4 thoughts on “Speaking of Global SF…

  1. If you talk with Koreans living in the US (1st, 1.5th or 2nd generations), and if they do not have much contact with the Korean community (especially community of 1st or 1.5 generation Koreans), quite a few of them become Trekkers or SF readers. However, Koreans who remain in close Korean communities keep thinking of SF as silly. So the reason SF doesn’t catch on in Korea is probably social and cultural. I mentionned this question to you before, but I wonder what it is about Korean culture that discourages interest in SF (or realistic speculation about the future in general)?

  2. Yup, I agree.

    Well, I think part of it is that all the way back to Lu Xun, SF was seen by at least some as a means of social and educational reform. Lu actually literally thought of translating Western SF to Chinese as part of the project of modernization. I haven’t discovered whether anything like that existed in Korea, but I suspect it didn’t, at least not until more recently.

    That also means that by the time of the Cultural Revolution, the subversive potential of SF was understood well enough for the government to crack down on it.

    Meanwhile, I think you’re right that in Korea, it’s more generally seen as silly. I think at least some of it ties, again, to the form of modernization embraced early on in the post-colonial period, with a strong focus on history and the past, and a backwards-extending bloodline, plus of course the unpublishability of radical visions of or ideas about the future during many years of dictatorship. (I imagine any non-dictatorship future sketched out [by a Korean] in fictional form would have brought accusations of Communist propaganda at the height of the Park and Chun eras. Hell, the editor I know told me that for him, Jack London’s Iron Heel was inspirational during his student protest days.)

    I also suspect that differences in educational systems probably play a role in how many people embrace the genre, and how strongly they do so. I definitely think that that plays a role in the impediment of realistic speculation about the future, given how doctrine-shelled the study and teaching of history is here.

    I think there are other elements in culture at work, too, though it’s harder to put my finger on them. As I commented recently, though, perhaps it is just as true for my own research that looking at other cultures where SF has not become popular (yet) may be more fruitful than comparing Korea to the US, Canada, China, Japan, and Britain. Maybe I can find commonalities that France and Italy and Korea and other places share that have impeded the growth of SF as a genre.

  3. You may be interested in a book which came out last year “The SFWA European Hall of Fame” edited by James Morrow and Kathryn Morrow. I have only read one or two stories so far, but all the stories are from non-English speaking European countries.

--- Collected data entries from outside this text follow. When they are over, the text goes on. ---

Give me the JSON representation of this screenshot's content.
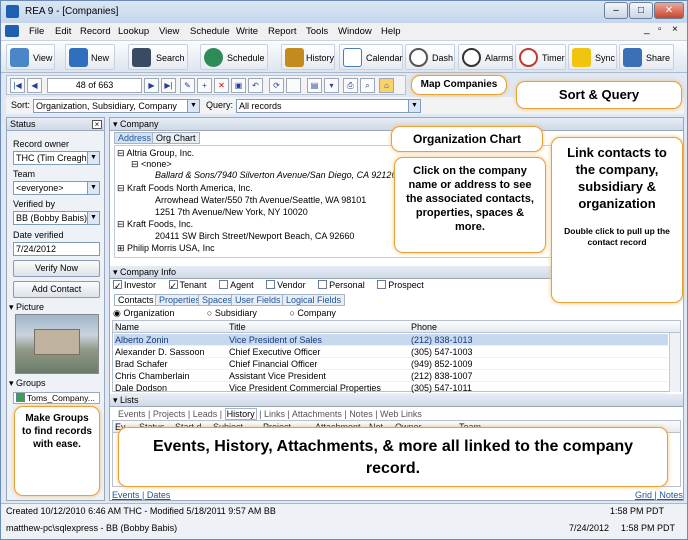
{
  "window": {
    "title": "REA 9 - [Companies]",
    "controls": [
      "–",
      "□",
      "✕"
    ]
  },
  "menu": [
    "File",
    "Edit",
    "Record",
    "Lookup",
    "View",
    "Schedule",
    "Write",
    "Report",
    "Tools",
    "Window",
    "Help"
  ],
  "toolbar": [
    {
      "label": "View",
      "icon": "view-icon",
      "color": "#4a86c8"
    },
    {
      "label": "New",
      "icon": "new-record-icon",
      "color": "#2f6fbd"
    },
    {
      "label": "Search",
      "icon": "binoculars-icon",
      "color": "#3b4a63"
    },
    {
      "label": "Schedule",
      "icon": "schedule-icon",
      "color": "#2e8b57"
    },
    {
      "label": "History",
      "icon": "history-icon",
      "color": "#c58a1e"
    },
    {
      "label": "Calendar",
      "icon": "calendar-icon",
      "color": "#4f79b5"
    },
    {
      "label": "Dash",
      "icon": "dashboard-icon",
      "color": "#555555"
    },
    {
      "label": "Alarms",
      "icon": "alarm-clock-icon",
      "color": "#333333"
    },
    {
      "label": "Timer",
      "icon": "timer-icon",
      "color": "#c0392b"
    },
    {
      "label": "Sync",
      "icon": "sync-icon",
      "color": "#f1c40f"
    },
    {
      "label": "Share",
      "icon": "share-icon",
      "color": "#3b6fb6"
    }
  ],
  "nav": {
    "record_pos": "48 of 663"
  },
  "sort": {
    "label": "Sort:",
    "value": "Organization, Subsidiary, Company",
    "query_label": "Query:",
    "query_value": "All records"
  },
  "status_panel": {
    "title": "Status",
    "record_owner_label": "Record owner",
    "record_owner": "THC (Tim Creagh)",
    "team_label": "Team",
    "team": "<everyone>",
    "verified_by_label": "Verified by",
    "verified_by": "BB (Bobby Babis)",
    "date_verified_label": "Date verified",
    "date_verified": "7/24/2012",
    "verify_btn": "Verify Now",
    "add_contact_btn": "Add Contact",
    "picture_label": "Picture",
    "groups_label": "Groups",
    "group_item": "Toms_Company..."
  },
  "company": {
    "section_label": "Company",
    "tabs": [
      "Address",
      "Org Chart"
    ],
    "tree": [
      {
        "indent": 0,
        "text": "Altria Group, Inc."
      },
      {
        "indent": 1,
        "text": "<none>"
      },
      {
        "indent": 2,
        "text": "Ballard & Sons/7940 Silverton Avenue/San Diego, CA 92126",
        "italic": true
      },
      {
        "indent": 0,
        "text": "Kraft Foods North America, Inc."
      },
      {
        "indent": 2,
        "text": "Arrowhead Water/550 7th Avenue/Seattle, WA 98101"
      },
      {
        "indent": 2,
        "text": "1251 7th Avenue/New York, NY 10020"
      },
      {
        "indent": 0,
        "text": "Kraft Foods, Inc."
      },
      {
        "indent": 2,
        "text": "20411 SW Birch Street/Newport Beach, CA 92660"
      },
      {
        "indent": 0,
        "text": "Philip Morris USA, Inc"
      }
    ]
  },
  "company_info": {
    "section_label": "Company Info",
    "checkboxes": [
      {
        "label": "Investor",
        "checked": true
      },
      {
        "label": "Tenant",
        "checked": true
      },
      {
        "label": "Agent",
        "checked": false
      },
      {
        "label": "Vendor",
        "checked": false
      },
      {
        "label": "Personal",
        "checked": false
      },
      {
        "label": "Prospect",
        "checked": false
      }
    ],
    "tabs": [
      "Contacts",
      "Properties",
      "Spaces",
      "User Fields",
      "Logical Fields"
    ],
    "radios": [
      "Organization",
      "Subsidiary",
      "Company"
    ],
    "columns": [
      "Name",
      "Title",
      "Phone"
    ],
    "rows": [
      {
        "name": "Alberto Zonin",
        "title": "Vice President of Sales",
        "phone": "(212) 838-1013",
        "selected": true
      },
      {
        "name": "Alexander D. Sassoon",
        "title": "Chief Executive Officer",
        "phone": "(305) 547-1003"
      },
      {
        "name": "Brad Schafer",
        "title": "Chief Financial Officer",
        "phone": "(949) 852-1009"
      },
      {
        "name": "Chris Chamberlain",
        "title": "Assistant Vice President",
        "phone": "(212) 838-1007"
      },
      {
        "name": "Dale Dodson",
        "title": "Vice President Commercial Properties",
        "phone": "(305) 547-1011"
      }
    ]
  },
  "lists": {
    "section_label": "Lists",
    "tabs": [
      "Events",
      "Projects",
      "Leads",
      "History",
      "Links",
      "Attachments",
      "Notes",
      "Web Links"
    ],
    "columns": [
      "Ev...",
      "Status",
      "Start d...",
      "Subject",
      "Project",
      "Attachment",
      "Not...",
      "Owner",
      "Team"
    ],
    "footer_left": [
      "Events",
      "Dates"
    ],
    "footer_right": [
      "Grid",
      "Notes"
    ]
  },
  "callouts": {
    "map": "Map Companies",
    "sort_query": "Sort & Query",
    "org_chart_title": "Organization Chart",
    "org_chart_body": "Click on the company name or address to see the associated contacts, properties, spaces & more.",
    "link_title": "Link contacts to the company, subsidiary & organization",
    "link_small": "Double click to pull up the contact record",
    "groups": "Make Groups to find records with ease.",
    "events": "Events, History, Attachments, & more all linked to the company record."
  },
  "status_bar": {
    "created": "Created 10/12/2010 6:46 AM THC - Modified 5/18/2011 9:57 AM BB",
    "server": "matthew-pc\\sqlexpress - BB (Bobby Babis)",
    "time1": "1:58 PM PDT",
    "date_time": "7/24/2012",
    "time2": "1:58 PM PDT"
  }
}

    When I spent a summer in France, (again twenty years ago), and checked out their SF section, it surprised me how little “hard” SF was translated. (Though there were few – I remember Greg Bear’s Blood Music specifically). Most stuff there were seemed to be similar to 1960s New Wave “fantastic fiction” type of stuff.

    Somewhat off the topic, but I always felt that the Western culture closest to Korean (or the Western culture that Korea *really* wants to emulate) is the French; not American or British. Maybe that’s a commonality right there.

  4. Junsok,

    Woah, thanks for the recommendation. I didn’t know about that book! IT’s on my list now.

    Yeah, hard SF isn’t big in France, apparently. I ran across a discussion among fans of Greg Egan who were complaining that his work won’t be translated anymore… editors love him, but the public isn’t into hard SF there. Shame… But I’m not surprised they’re into New Wave. *shrug*

    I’ve never been to France, but from the start, Korea has reminded me of Quebec, and Seoul specifically of Montreal. I think you’re right about a commonality between French culture and Korean. (Which is funny: a lot of people I know would insist Italy’s a better analogue. But to me, French always fit better.)